Use variables or genexes with usage requirements?

Hi all, I have a question about setting usage requirements which depend on platform or compiler. Assume I have a C++ library Foo such that:

  • When consumers link against it on Windows, they must define FOO_WINDOWS.
  • When the consumer is built using GCC or Clang, -fpersmissive must be used.

(The above macro/flag are just examples, the question holds for arbitrary macro/option usage requirements).

I want to express these as usage requirements on Foo. My question is, what are the [dis]advantages of using variable-conditioned settings vs. generator expressions?
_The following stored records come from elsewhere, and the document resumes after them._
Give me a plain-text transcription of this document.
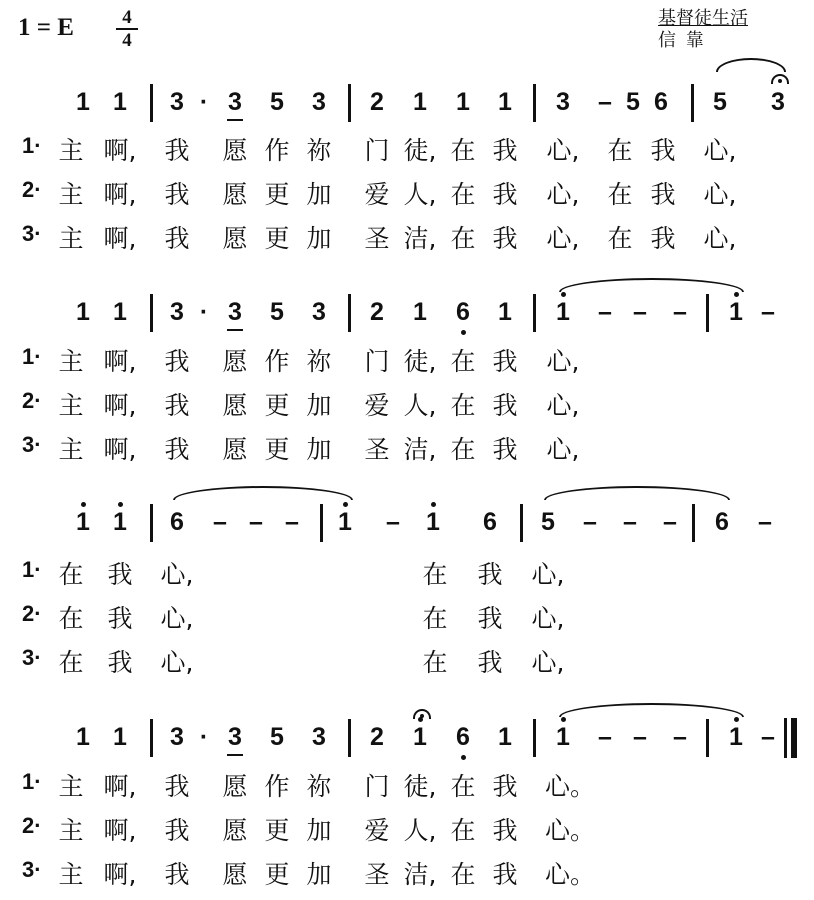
1 = E	4
4
基督徒生活
信 靠
1 1	3 · 3	5	3	2	1	1	1	3	– 5 6	5	3
1· 主 啊, 我 愿 作 祢 门 徒, 在 我 心, 在 我 心,
2· 主 啊, 我 愿 更 加 爱 人, 在 我 心, 在 我 心,
3· 主 啊, 我 愿 更 加 圣 洁, 在 我 心, 在 我 心,
1 1	3 · 3	5	3	2	1	6	1	1	– –	–	1 –
1· 主 啊, 我 愿 作 祢 门 徒, 在 我 心,
2· 主 啊, 我 愿 更 加 爱 人, 在 我 心,
3· 主 啊, 我 愿 更 加 圣 洁, 在 我 心,
1 1	6	– – –	1	–	1	6	5	–	–	–	6	–
1· 在 我 心,	在 我 心,
2· 在 我 心,	在 我 心,
3· 在 我 心,	在 我 心,
1 1	3 · 3	5	3	2	1	6	1	1	– –	–	1 –
1· 主 啊, 我 愿 作 祢 门 徒, 在 我 心。
2· 主 啊, 我 愿 更 加 爱 人, 在 我 心。
3· 主 啊, 我 愿 更 加 圣 洁, 在 我 心。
Basically, should I do this:

if(WIN32)
  target_compile_definitions(Foo INTERFACE FOO_WINDOWS)
endif()
if(CMAKE_CXX_COMPILER_ID MATCHES GNU|Clang)
  target_compile_options(Foo INTERFACE -fpermissive)
endif()

or this:

target_compile_definitions(Foo INTERFACE $<$<PLATFORM_ID:Windows>:FOO_WINDOWS>)
target_compile_options(Foo INTERFACE $<$<OR:$<CXX_COMPILER_ID:GNU>,$<CXX_COMPILER_ID:Clang>>:-fpermissive>)

My intuition is to use the former (variable-based) approach, since it’s easier to read and I expect it to be faster as well, as it will only be evaluated once, not once per build configuration. (This could add up if dozens of such libraries are involved, each with its own slightly different set of usage requirements).

I understand the advantage of the genex-based approach in situations such as using CUDA, where different compilers can get their hands on the same file. However, when such special cases are not involved and the buildsystem follows CMake’s normal limitation of “one platform, one toolchain”, is there any advantage to one or the other approach?

Also, does the answer change if I were not defining Foo as part of the build, but writing a package config file for it which could be consumed by the outside world?

For platform-specific logic, either choice works, but variables are probably clearer. For compiler-specific logic, the compiler you build with might not be the same as the one the consumer is using, so that should probably be done through generator expressions if using different compilers like that is acceptable.

I think I’d still prefer the genex approach myself. But rarely do I have platform-specific things like that in CMake (as I believe that is usually done in headers in the projects I’ve worked on). Compiler-specific things can’t be in headers and have to be in the usage interface.

Thanks everyone for the answers.

That is something I failed to fully consider for the package case, and is a very good point.